Understanding the body as a sensing and perceiving entity is still an alien concept to dance pedagogies in universities and private schools. Furthermore, dance can be a self-expressive and auto-ethnographic inquiry and is also a far reaching idea for our students. Hence, the mainstream dance pedagogy produces dancers who dance without self-motivation, but to satisfy the audience who come to see symbolic representation of the body. Yet a handful of dancers who are eagerly exploring other avenues for dance expressions are also facing complex issues that their artistic interventions are not fully accepted in the mainstream dance scholarship in the country. Moreover, dancers like Kanchana and others who have chosen a non-popular pathway to pursue their future dance careers have already faced deadlocks, as their artistic practices are not being accepted or sustained by institutions or organizations. Yet Kanchana is determined that she has to break her cocoon to be incarnated as a hybrid moth.
The author wishes to thank Himansi Dehigama and Sachini Senevirathe in preparing this paper. Further the author’s gratitude goes to dancer Kanchana Malshani.
Kwan, S. (2017). When Is Contemporary Dance? Dance Research Journal, [online] 49(3), pp.38–52. Available at: https://www.cambridge.org/core/journals/dance-research-journal/article/when-is-contemporary-dance/8D44743A01A1ECC8100C5E65C1142DC2 [Accessed 4 Oct. 2019].
Leavy, P. (2019). Handbook of arts-based research. New York: The Guilford Press.
old codger / December 28, 2020
According to the Web, Silambu is a form of martial arts in Tamil Nadu.
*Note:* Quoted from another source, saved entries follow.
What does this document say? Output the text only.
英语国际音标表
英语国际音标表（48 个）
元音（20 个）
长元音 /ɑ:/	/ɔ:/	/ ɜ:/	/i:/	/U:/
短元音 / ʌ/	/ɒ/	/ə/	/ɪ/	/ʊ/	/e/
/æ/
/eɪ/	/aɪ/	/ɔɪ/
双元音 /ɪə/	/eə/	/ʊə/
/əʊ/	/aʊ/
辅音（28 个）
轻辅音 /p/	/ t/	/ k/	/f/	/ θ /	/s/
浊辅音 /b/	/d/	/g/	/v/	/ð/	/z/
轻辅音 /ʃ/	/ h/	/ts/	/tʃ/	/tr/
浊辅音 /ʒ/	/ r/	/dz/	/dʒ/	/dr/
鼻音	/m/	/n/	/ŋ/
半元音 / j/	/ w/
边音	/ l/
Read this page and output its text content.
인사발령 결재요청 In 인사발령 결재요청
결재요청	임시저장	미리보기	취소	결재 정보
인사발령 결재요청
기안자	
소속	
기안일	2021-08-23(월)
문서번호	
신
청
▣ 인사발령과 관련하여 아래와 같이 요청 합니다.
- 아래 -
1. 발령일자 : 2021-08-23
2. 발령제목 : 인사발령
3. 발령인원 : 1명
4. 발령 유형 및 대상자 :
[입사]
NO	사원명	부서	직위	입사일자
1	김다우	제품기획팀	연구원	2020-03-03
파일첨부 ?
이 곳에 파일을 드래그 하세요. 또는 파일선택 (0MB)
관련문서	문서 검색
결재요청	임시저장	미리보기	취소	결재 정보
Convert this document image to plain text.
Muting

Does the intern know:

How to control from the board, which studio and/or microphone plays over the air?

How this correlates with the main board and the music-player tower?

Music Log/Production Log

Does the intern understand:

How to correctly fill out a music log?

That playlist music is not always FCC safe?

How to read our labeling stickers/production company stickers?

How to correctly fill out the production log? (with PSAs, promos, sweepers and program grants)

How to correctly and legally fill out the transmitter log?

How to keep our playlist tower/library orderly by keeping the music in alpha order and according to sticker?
Is this something different?
Jeeves / December 28, 2020
Silambu actually means the Anklet worn by the ancient Tamil women and male and female dancers of Barathanatiyam and other dance forms as well. even in the eastern Lanka they still wear it for “Nattu Kooththu”
one of the ancient five Tamil epics is ‘Silappathikaram’. Silambu+Athikaram.(chapters of silambu?)
in it, Kannaki of Poompuhar town goes to the Pandiyan capital Mathurai, after her husband Kovalan is killed of mistaken identity by the king’s men, and burns Mathurai by cursing and throwing her ankle at the city. ( she proves she had pearls in her Anklet to disprove her husband did not steal from the queen which had gems inside. Puhar or Poompuhar is an ancien town mentioned by Greeks which is recorded in the Tamil literatures as swallowed by the sea. which could have been an early Indian ocean Tsunami.
A follow up literature, Manimekalai, (of the five) describes the early Tamil Buddhists.
there is also ‘silambattam’, Silambu+Attam, which is a Tamil and south Indian martial art which is still learnt. not sure about the etymology of that .
Jeeves / December 28, 2020
…and Kannaki became the ‘Paththini Deivam’ or the ‘Paththini Deiyo’ in Sri lanka
Rajash / December 29, 2020
OC – silambadi is a old Tamil martial art. Two warriors fighting using long hard sticks in Jaffna temple festivals known as thiruvila they still show case it
Jeeves / December 28, 2020
prove… not disprove… :)
RMN / December 29, 2020
I believe Kanchana’s silambu and kannaki’s revolt against the king over her silambu, both expresses their anger against injustice. Freedom with justice is the underlying message in both cases.
Silambam or silambattam is a form of martial art still played in Tamilndu. Web is erred by printing silambu instead of silambam. Jeeves is correct in his views.